Cloud computing allows data on remote servers to be accessed from the internet. The servers sit in data centers located around the world. Cloud computing adds a level of complexity to data security. Many cloud computing platforms for medical data are not investing in their infrastructure.

Datacenters must have strict protocols for technical, administrative, and physical security. Audits and certifications monitor their compliance. Ask to see those outcomes. Offshore data centers may not have the same legal protections as the U.S.

Make sure you know who’s accountable for what.

Data Sharing

A key component of Value-Based Care is collaboration. To increase efficiencies, medical records are exchanged among providers.  Anytime data are transported, the chance of a breach increases. Proper encryption protocols can help protect the data and the system.

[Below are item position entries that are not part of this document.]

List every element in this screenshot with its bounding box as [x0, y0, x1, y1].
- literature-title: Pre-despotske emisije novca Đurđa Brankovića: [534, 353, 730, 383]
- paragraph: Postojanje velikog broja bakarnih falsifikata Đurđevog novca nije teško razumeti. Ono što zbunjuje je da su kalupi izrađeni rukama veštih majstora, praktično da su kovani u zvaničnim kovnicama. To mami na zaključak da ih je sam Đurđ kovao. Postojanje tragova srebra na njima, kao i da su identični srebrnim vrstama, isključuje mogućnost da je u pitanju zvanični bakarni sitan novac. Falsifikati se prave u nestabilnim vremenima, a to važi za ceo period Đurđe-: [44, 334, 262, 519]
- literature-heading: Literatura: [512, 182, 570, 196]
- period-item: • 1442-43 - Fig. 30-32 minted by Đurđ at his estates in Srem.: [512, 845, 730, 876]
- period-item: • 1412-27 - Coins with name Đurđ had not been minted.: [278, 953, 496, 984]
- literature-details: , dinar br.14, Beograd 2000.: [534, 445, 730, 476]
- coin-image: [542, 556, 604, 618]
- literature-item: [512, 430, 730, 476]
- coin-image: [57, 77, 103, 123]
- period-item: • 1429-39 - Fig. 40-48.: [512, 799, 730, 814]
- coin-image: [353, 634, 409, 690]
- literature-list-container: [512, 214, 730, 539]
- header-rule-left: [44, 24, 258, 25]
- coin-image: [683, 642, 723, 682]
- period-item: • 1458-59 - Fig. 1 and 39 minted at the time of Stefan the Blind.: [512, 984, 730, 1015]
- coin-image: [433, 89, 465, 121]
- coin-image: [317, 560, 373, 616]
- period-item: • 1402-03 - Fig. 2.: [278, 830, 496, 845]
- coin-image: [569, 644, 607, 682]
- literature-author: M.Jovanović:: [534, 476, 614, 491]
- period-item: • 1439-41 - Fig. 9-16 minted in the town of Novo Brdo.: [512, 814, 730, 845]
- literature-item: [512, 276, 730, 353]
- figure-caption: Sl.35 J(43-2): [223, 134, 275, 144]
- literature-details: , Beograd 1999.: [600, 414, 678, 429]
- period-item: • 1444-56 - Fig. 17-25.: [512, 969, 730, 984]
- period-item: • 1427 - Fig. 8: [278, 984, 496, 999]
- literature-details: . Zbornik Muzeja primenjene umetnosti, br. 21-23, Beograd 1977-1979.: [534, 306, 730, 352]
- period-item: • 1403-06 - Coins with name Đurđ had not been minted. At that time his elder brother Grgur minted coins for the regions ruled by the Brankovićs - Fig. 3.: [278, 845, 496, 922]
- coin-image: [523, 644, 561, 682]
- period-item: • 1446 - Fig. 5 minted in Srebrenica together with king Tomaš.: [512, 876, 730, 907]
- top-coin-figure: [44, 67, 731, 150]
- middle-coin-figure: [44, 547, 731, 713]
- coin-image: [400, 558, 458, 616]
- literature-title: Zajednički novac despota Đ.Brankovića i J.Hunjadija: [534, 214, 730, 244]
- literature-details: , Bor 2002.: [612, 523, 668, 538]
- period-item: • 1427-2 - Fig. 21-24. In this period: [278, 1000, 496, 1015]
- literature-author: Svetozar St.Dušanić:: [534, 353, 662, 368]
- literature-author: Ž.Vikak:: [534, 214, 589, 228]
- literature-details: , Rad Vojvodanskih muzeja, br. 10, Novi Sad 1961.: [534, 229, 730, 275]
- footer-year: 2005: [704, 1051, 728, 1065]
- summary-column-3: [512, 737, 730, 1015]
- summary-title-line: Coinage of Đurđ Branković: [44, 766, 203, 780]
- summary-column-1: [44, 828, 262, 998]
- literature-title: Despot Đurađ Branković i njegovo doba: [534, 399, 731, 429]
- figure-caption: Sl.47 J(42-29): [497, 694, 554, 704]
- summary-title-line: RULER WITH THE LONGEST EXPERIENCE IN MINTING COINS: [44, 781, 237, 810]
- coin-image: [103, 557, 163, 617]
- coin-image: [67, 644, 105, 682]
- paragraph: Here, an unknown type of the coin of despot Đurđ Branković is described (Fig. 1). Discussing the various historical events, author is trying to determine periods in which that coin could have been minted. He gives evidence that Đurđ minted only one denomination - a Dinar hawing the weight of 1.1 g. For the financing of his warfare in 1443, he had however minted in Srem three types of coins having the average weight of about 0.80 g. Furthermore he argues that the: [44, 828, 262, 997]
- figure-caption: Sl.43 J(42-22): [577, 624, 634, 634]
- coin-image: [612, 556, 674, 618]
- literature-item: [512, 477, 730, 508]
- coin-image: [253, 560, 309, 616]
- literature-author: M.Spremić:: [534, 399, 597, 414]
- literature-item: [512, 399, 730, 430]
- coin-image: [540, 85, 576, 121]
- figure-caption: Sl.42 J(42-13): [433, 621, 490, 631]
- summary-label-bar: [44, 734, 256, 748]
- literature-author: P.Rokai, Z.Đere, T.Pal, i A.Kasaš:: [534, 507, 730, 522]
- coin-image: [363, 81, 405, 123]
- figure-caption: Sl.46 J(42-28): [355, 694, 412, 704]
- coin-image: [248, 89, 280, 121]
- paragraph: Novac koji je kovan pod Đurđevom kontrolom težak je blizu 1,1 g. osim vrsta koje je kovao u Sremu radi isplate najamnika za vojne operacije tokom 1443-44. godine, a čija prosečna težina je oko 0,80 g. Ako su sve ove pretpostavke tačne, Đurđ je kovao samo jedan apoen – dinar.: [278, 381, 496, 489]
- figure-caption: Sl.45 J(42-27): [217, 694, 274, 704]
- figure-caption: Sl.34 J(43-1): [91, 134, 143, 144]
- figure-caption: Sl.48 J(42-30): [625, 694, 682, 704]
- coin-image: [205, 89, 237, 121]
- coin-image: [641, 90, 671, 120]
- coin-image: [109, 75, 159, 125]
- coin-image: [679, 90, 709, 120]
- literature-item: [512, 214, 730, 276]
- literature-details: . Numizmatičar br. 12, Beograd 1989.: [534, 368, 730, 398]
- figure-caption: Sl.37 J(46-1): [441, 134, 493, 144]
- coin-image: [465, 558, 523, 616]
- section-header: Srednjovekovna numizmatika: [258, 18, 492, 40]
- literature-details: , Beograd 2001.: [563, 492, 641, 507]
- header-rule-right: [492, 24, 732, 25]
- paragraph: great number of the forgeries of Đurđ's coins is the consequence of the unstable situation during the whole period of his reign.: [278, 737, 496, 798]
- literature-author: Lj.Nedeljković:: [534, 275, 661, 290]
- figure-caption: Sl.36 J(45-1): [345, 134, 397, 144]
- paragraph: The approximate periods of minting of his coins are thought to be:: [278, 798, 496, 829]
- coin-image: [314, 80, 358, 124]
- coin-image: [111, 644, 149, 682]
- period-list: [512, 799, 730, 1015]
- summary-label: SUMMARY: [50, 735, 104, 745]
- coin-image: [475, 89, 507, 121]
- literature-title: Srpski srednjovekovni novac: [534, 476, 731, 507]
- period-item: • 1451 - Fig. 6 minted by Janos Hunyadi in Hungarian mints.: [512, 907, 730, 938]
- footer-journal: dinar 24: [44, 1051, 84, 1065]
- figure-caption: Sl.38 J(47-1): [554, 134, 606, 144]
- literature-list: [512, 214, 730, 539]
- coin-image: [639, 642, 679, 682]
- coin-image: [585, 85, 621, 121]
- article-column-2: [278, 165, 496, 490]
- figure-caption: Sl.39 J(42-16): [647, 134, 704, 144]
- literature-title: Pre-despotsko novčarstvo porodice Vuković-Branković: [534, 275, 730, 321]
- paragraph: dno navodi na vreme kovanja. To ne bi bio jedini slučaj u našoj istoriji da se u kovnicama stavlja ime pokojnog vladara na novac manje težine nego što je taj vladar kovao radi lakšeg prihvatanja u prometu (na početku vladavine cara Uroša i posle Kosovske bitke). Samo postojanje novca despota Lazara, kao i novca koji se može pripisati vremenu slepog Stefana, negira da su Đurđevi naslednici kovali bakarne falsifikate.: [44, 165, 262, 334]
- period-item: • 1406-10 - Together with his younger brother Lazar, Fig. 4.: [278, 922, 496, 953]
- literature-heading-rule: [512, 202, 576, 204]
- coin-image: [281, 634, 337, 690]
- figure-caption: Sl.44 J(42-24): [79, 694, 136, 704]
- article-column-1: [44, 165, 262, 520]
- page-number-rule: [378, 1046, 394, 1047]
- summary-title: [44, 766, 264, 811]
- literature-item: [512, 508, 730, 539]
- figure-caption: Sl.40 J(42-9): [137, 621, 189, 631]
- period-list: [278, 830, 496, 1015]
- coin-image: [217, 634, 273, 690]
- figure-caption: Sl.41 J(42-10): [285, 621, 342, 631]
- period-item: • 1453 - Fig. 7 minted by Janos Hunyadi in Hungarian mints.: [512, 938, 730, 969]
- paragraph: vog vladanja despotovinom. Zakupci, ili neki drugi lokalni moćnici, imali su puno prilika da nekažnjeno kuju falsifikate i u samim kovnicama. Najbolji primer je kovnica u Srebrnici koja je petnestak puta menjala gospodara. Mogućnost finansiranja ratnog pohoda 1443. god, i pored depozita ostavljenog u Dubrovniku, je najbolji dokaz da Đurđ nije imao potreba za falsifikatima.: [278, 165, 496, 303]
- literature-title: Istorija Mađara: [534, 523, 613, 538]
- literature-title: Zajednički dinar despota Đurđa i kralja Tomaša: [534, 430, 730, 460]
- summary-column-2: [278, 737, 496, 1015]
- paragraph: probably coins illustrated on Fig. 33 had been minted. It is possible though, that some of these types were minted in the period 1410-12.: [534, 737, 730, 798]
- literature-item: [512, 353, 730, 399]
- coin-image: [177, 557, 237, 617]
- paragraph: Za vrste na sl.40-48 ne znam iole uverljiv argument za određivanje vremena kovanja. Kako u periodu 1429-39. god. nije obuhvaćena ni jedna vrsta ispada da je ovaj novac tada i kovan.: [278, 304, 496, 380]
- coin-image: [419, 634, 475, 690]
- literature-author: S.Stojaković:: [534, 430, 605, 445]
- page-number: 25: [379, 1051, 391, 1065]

Communications to and from partners and suppliers keep growing. With calls from patients to access their medical records, controls become more challenging. Email is too risky. Mail is too slow.  One surprising solution is a HIPAA-compliant cloud fax. Yes, fax.

Keep Your Data Secure

Protecting patient data is protects your reputation. Not to mention, your checkbook. Don’t be intimidated. If it’s easier, bring in a consultant to assess the current status of your systems.  Spend the money now or spend it later…when you’ll need to hire a PR firm.